CT-scan waarbij de pijl een gezwel in de hersenen aanwijst
De klinische tekenen variëren en kunnen weergeven wat de tumor in zijn naaste of verre omgeving teweeg brengt.
Aangezien een hersentumor zich op een belangrijke plaats bevindt kunnen hier ook goedaardige tumoren erge gevolgen hebben. Wanneer een goedaardige tumor groeit, zal deze immers meer en meer op het hersenweefsel drukken en zo schade veroorzaken. Dit kan leiden tot ontstekingen en bloedingen.

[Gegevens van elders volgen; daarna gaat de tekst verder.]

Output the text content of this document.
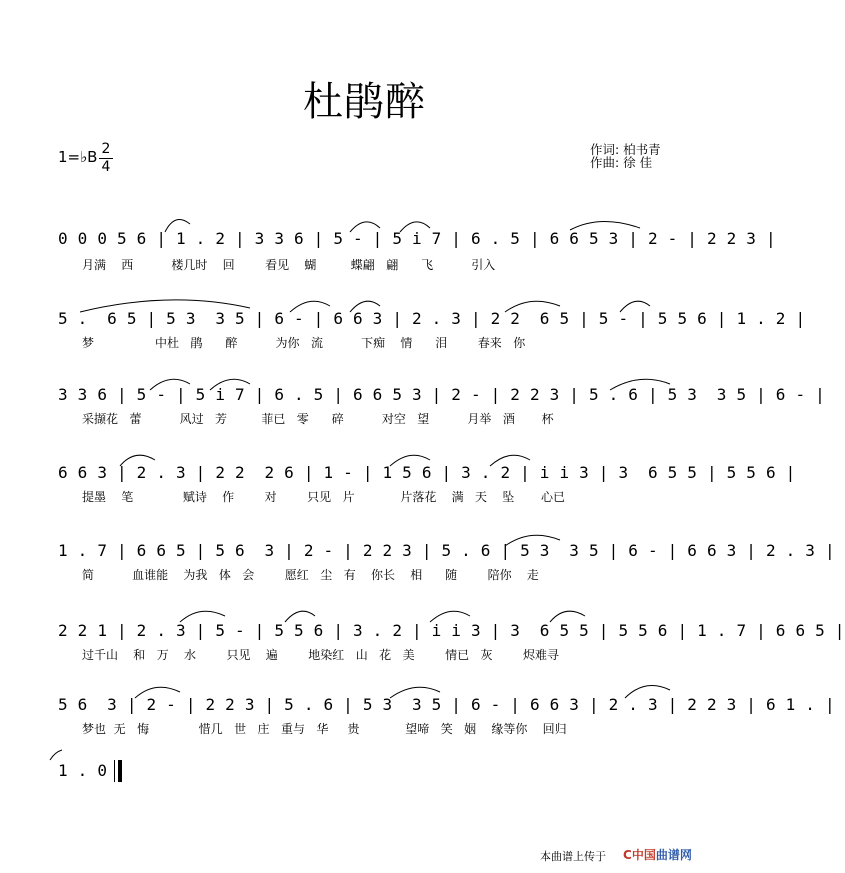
杜鹃醉
1=♭B 2
4
作词: 柏书青
作曲: 徐 佳
0 0 0 5 6 | 1 . 2 | 3 3 6 | 5 - | 5 i 7 | 6 . 5 | 6 6 5 3 | 2 - | 2 2 3 |
月满    西          楼几时    回        看见    蝴         蝶翩   翩      飞          引入
5 .  6 5 | 5 3  3 5 | 6 - | 6 6 3 | 2 . 3 | 2 2  6 5 | 5 - | 5 5 6 | 1 . 2 |
梦                中杜   鹃      醉          为你   流          下痴    情      泪        春来   你
3 3 6 | 5 - | 5 i 7 | 6 . 5 | 6 6 5 3 | 2 - | 2 2 3 | 5 . 6 | 5 3  3 5 | 6 - |
采撷花   蕾          风过   芳         菲已   零      碎          对空   望          月举   酒       杯
6 6 3 | 2 . 3 | 2 2  2 6 | 1 - | 1 5 6 | 3 . 2 | i i 3 | 3  6 5 5 | 5 5 6 |
提墨    笔             赋诗    作        对        只见   片            片落花    满   天    坠       心已
1 . 7 | 6 6 5 | 5 6  3 | 2 - | 2 2 3 | 5 . 6 | 5 3  3 5 | 6 - | 6 6 3 | 2 . 3 |
简          血谁能    为我   体   会        愿红   尘   有    你长    相      随        陪你    走
2 2 1 | 2 . 3 | 5 - | 5 5 6 | 3 . 2 | i i 3 | 3  6 5 5 | 5 5 6 | 1 . 7 | 6 6 5 |
过千山    和   万    水        只见    遍        地染红   山   花   美        情已   灰        烬难寻
5 6  3 | 2 - | 2 2 3 | 5 . 6 | 5 3  3 5 | 6 - | 6 6 3 | 2 . 3 | 2 2 3 | 6 1 . |
梦也  无   悔             惜几   世   庄   重与   华     贵            望啼   笑   姻    缘等你    回归
1 . 0
本曲谱上传于 C中国曲谱网
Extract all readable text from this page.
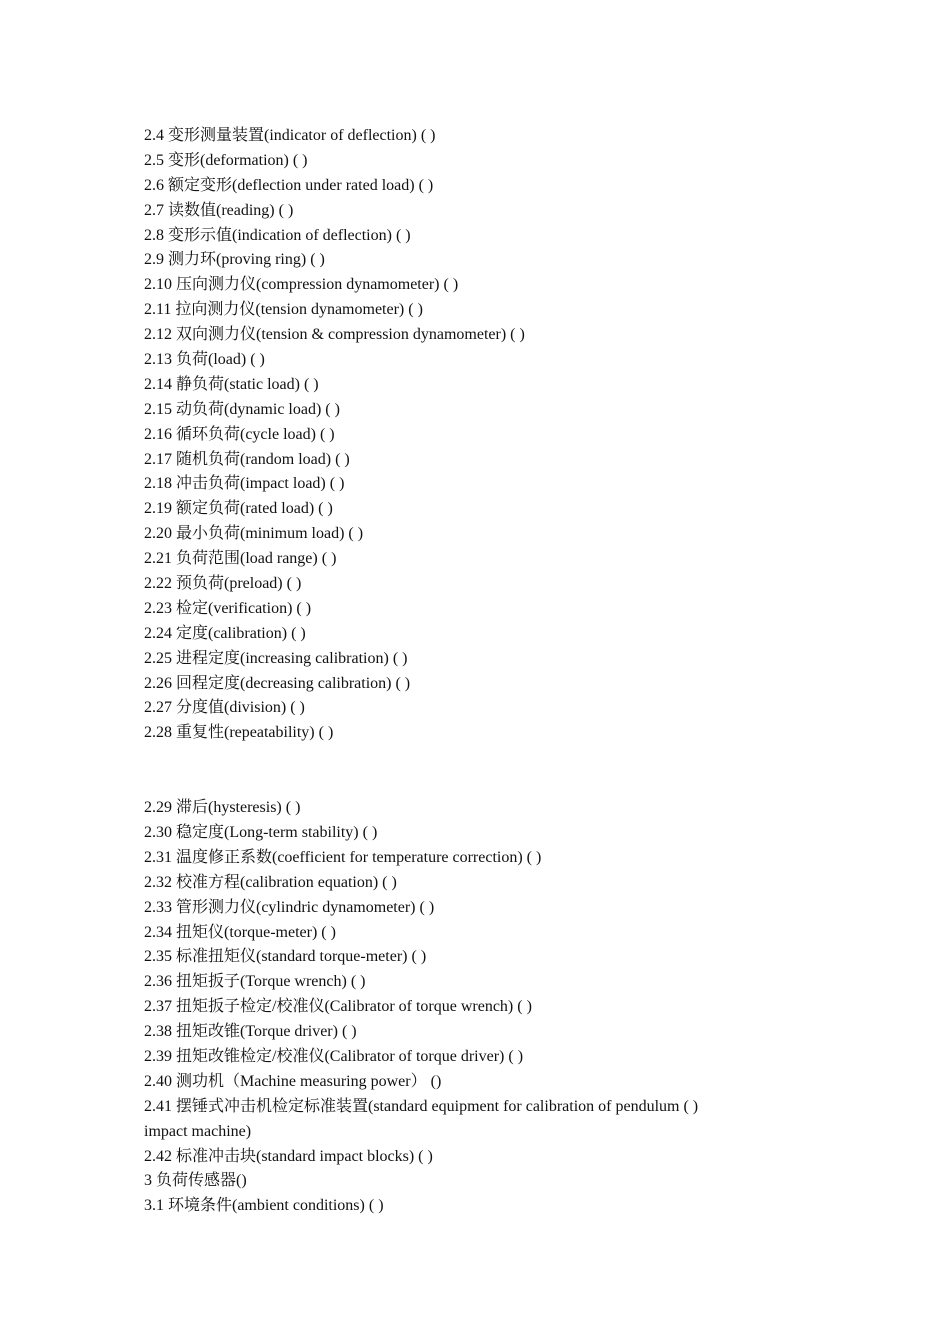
2.4 变形测量装置(indicator of deflection) ( )
2.5 变形(deformation) ( )
2.6 额定变形(deflection under rated load) ( )
2.7 读数值(reading) ( )
2.8 变形示值(indication of deflection) ( )
2.9 测力环(proving ring) ( )
2.10 压向测力仪(compression dynamometer) ( )
2.11 拉向测力仪(tension dynamometer) ( )
2.12 双向测力仪(tension & compression dynamometer) ( )
2.13 负荷(load) ( )
2.14 静负荷(static load) ( )
2.15 动负荷(dynamic load) ( )
2.16 循环负荷(cycle load) ( )
2.17 随机负荷(random load) ( )
2.18 冲击负荷(impact load) ( )
2.19 额定负荷(rated load) ( )
2.20 最小负荷(minimum load) ( )
2.21 负荷范围(load range) ( )
2.22 预负荷(preload) ( )
2.23 检定(verification) ( )
2.24 定度(calibration) ( )
2.25 进程定度(increasing calibration) ( )
2.26 回程定度(decreasing calibration) ( )
2.27 分度值(division) ( )
2.28 重复性(repeatability) ( )
2.29 滞后(hysteresis) ( )
2.30 稳定度(Long-term stability) ( )
2.31 温度修正系数(coefficient for temperature correction) ( )
2.32 校准方程(calibration equation) ( )
2.33 管形测力仪(cylindric dynamometer) ( )
2.34 扭矩仪(torque-meter) ( )
2.35 标准扭矩仪(standard torque-meter) ( )
2.36 扭矩扳子(Torque wrench) ( )
2.37 扭矩扳子检定/校准仪(Calibrator of torque wrench) ( )
2.38 扭矩改锥(Torque driver) ( )
2.39 扭矩改锥检定/校准仪(Calibrator of torque driver) ( )
2.40 测功机（Machine measuring power） ()
2.41 摆锤式冲击机检定标准装置(standard equipment for calibration of pendulum ( )
impact machine)
2.42 标准冲击块(standard impact blocks) ( )
3 负荷传感器()
3.1 环境条件(ambient conditions) ( )
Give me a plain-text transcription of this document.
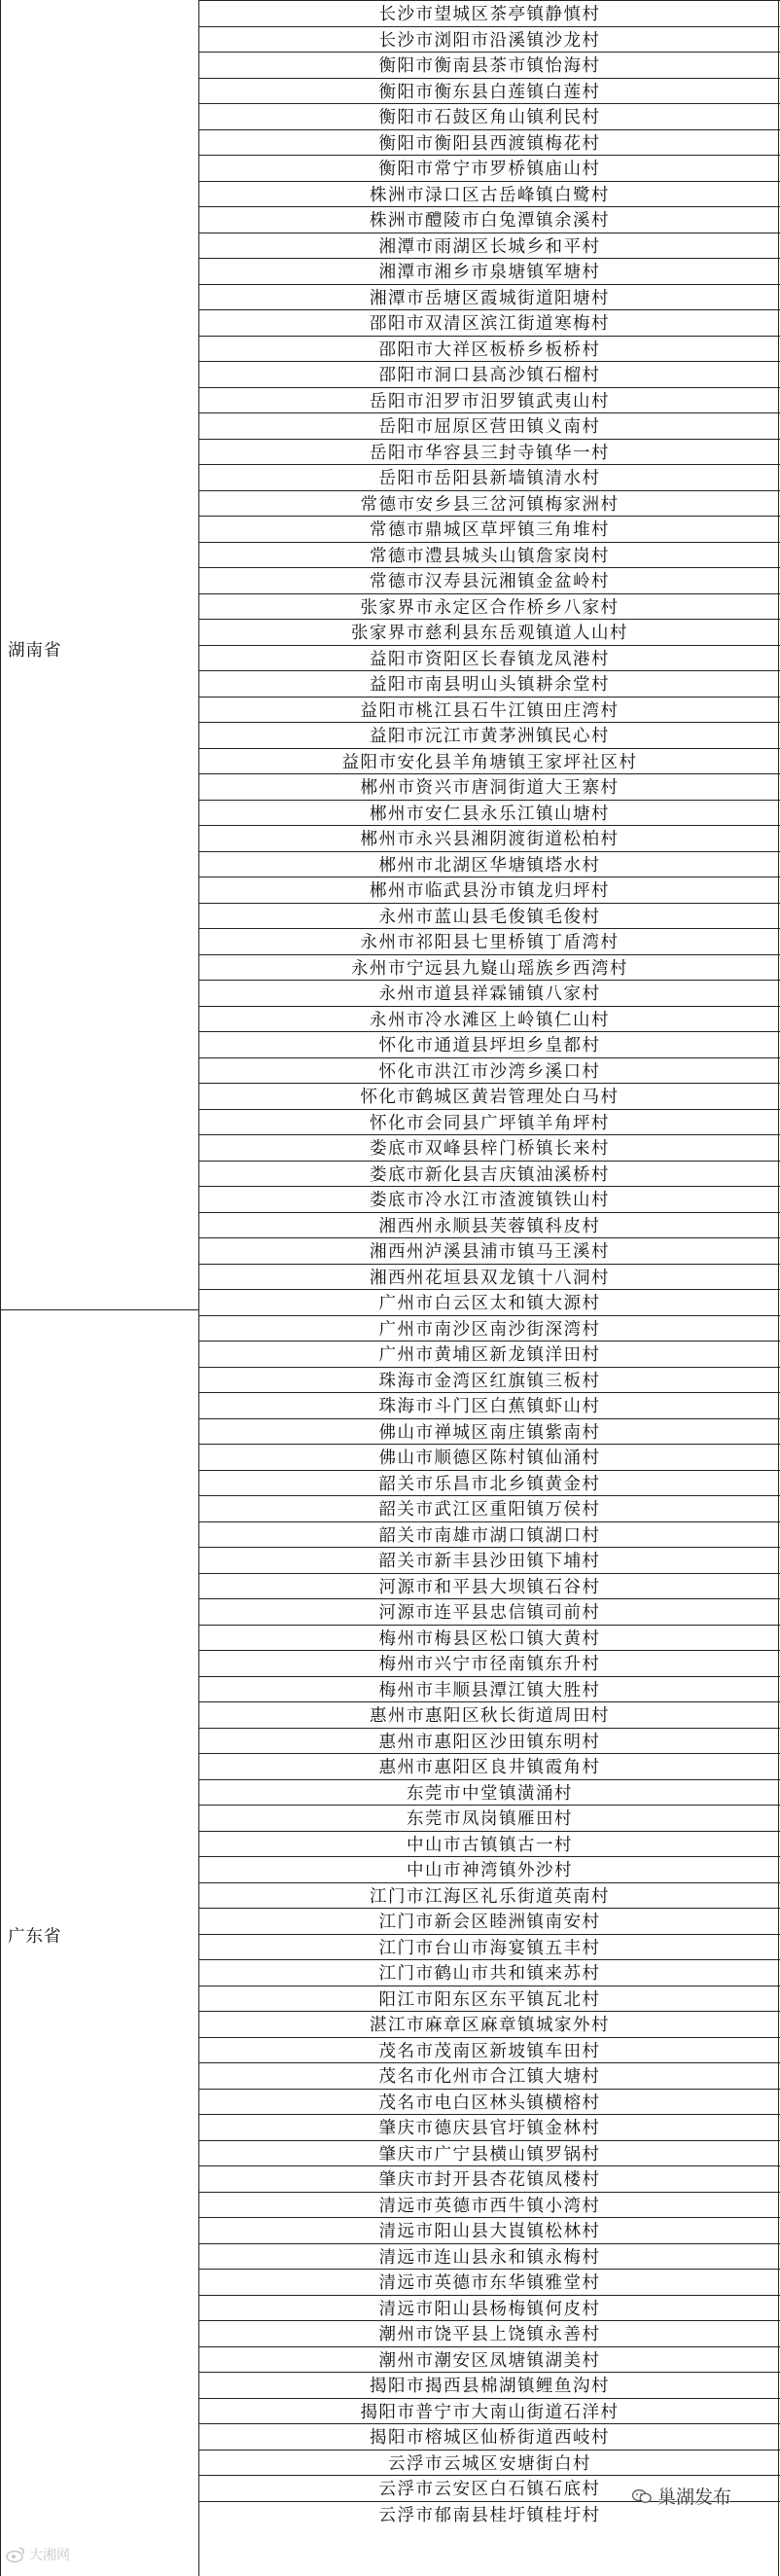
长沙市望城区茶亭镇静慎村
长沙市浏阳市沿溪镇沙龙村
衡阳市衡南县茶市镇怡海村
衡阳市衡东县白莲镇白莲村
衡阳市石鼓区角山镇利民村
衡阳市衡阳县西渡镇梅花村
衡阳市常宁市罗桥镇庙山村
株洲市渌口区古岳峰镇白鹭村
株洲市醴陵市白兔潭镇余溪村
湘潭市雨湖区长城乡和平村
湘潭市湘乡市泉塘镇军塘村
湘潭市岳塘区霞城街道阳塘村
邵阳市双清区滨江街道寒梅村
邵阳市大祥区板桥乡板桥村
邵阳市洞口县高沙镇石榴村
岳阳市汨罗市汨罗镇武夷山村
岳阳市屈原区营田镇义南村
岳阳市华容县三封寺镇华一村
岳阳市岳阳县新墙镇清水村
常德市安乡县三岔河镇梅家洲村
常德市鼎城区草坪镇三角堆村
常德市澧县城头山镇詹家岗村
常德市汉寿县沅湘镇金盆岭村
张家界市永定区合作桥乡八家村
张家界市慈利县东岳观镇道人山村
益阳市资阳区长春镇龙凤港村
益阳市南县明山头镇耕余堂村
益阳市桃江县石牛江镇田庄湾村
益阳市沅江市黄茅洲镇民心村
益阳市安化县羊角塘镇王家坪社区村
郴州市资兴市唐洞街道大王寨村
郴州市安仁县永乐江镇山塘村
郴州市永兴县湘阴渡街道松柏村
郴州市北湖区华塘镇塔水村
郴州市临武县汾市镇龙归坪村
永州市蓝山县毛俊镇毛俊村
永州市祁阳县七里桥镇丁盾湾村
永州市宁远县九嶷山瑶族乡西湾村
永州市道县祥霖铺镇八家村
永州市冷水滩区上岭镇仁山村
怀化市通道县坪坦乡皇都村
怀化市洪江市沙湾乡溪口村
怀化市鹤城区黄岩管理处白马村
怀化市会同县广坪镇羊角坪村
娄底市双峰县梓门桥镇长来村
娄底市新化县吉庆镇油溪桥村
娄底市冷水江市渣渡镇铁山村
湘西州永顺县芙蓉镇科皮村
湘西州泸溪县浦市镇马王溪村
湘西州花垣县双龙镇十八洞村
广州市白云区太和镇大源村
广州市南沙区南沙街深湾村
广州市黄埔区新龙镇洋田村
珠海市金湾区红旗镇三板村
珠海市斗门区白蕉镇虾山村
佛山市禅城区南庄镇紫南村
佛山市顺德区陈村镇仙涌村
韶关市乐昌市北乡镇黄金村
韶关市武江区重阳镇万侯村
韶关市南雄市湖口镇湖口村
韶关市新丰县沙田镇下埔村
河源市和平县大坝镇石谷村
河源市连平县忠信镇司前村
梅州市梅县区松口镇大黄村
梅州市兴宁市径南镇东升村
梅州市丰顺县潭江镇大胜村
惠州市惠阳区秋长街道周田村
惠州市惠阳区沙田镇东明村
惠州市惠阳区良井镇霞角村
东莞市中堂镇潢涌村
东莞市凤岗镇雁田村
中山市古镇镇古一村
中山市神湾镇外沙村
江门市江海区礼乐街道英南村
江门市新会区睦洲镇南安村
江门市台山市海宴镇五丰村
江门市鹤山市共和镇来苏村
阳江市阳东区东平镇瓦北村
湛江市麻章区麻章镇城家外村
茂名市茂南区新坡镇车田村
茂名市化州市合江镇大塘村
茂名市电白区林头镇横榕村
肇庆市德庆县官圩镇金林村
肇庆市广宁县横山镇罗锅村
肇庆市封开县杏花镇凤楼村
清远市英德市西牛镇小湾村
清远市阳山县大崀镇松林村
清远市连山县永和镇永梅村
清远市英德市东华镇雅堂村
清远市阳山县杨梅镇何皮村
潮州市饶平县上饶镇永善村
潮州市潮安区凤塘镇湖美村
揭阳市揭西县棉湖镇鲤鱼沟村
揭阳市普宁市大南山街道石洋村
揭阳市榕城区仙桥街道西岐村
云浮市云城区安塘街白村
云浮市云安区白石镇石底村
云浮市郁南县桂圩镇桂圩村
湖南省
广东省
大湘网
巢湖发布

Het meest voorkomende symptoom van een verstoorde zenuwwerking bij honden met hersentumoren is het plots ontstaan van epilepsie-aanvallen bij honden ouder dan 5 jaar (meer dan 50% van de patiënten), waartussen de hond perfect normaal kan zijn. Ook blindheid is mogelijk. Andere symptomen zijn vager, zoals lusteloosheid en verminderde eetlust. Verdere tekenen kunnen gedragsveranderingen zijn, in cirkels stappen, met het hoofd ergens tegenaan duwen en het negeren van stimuli aan een kant van het hoofd. Deze tekenen evolueren vaak langzaamaan, zo is het mogelijk dat gedragsveranderingen eigenlijk al maanden tot een jaar aanwezig zijn alvorens de diagnose wordt gemaakt. Deze worden vaak onterecht geweten aan ouderdom.
Hersentumoren kunnen op elke leeftijd voorkomen, in elk geslacht en in elk ras. De mediane leeftijd van voorkomen is 9 jaar bij honden (mengiomen meer op oudere leeftijd).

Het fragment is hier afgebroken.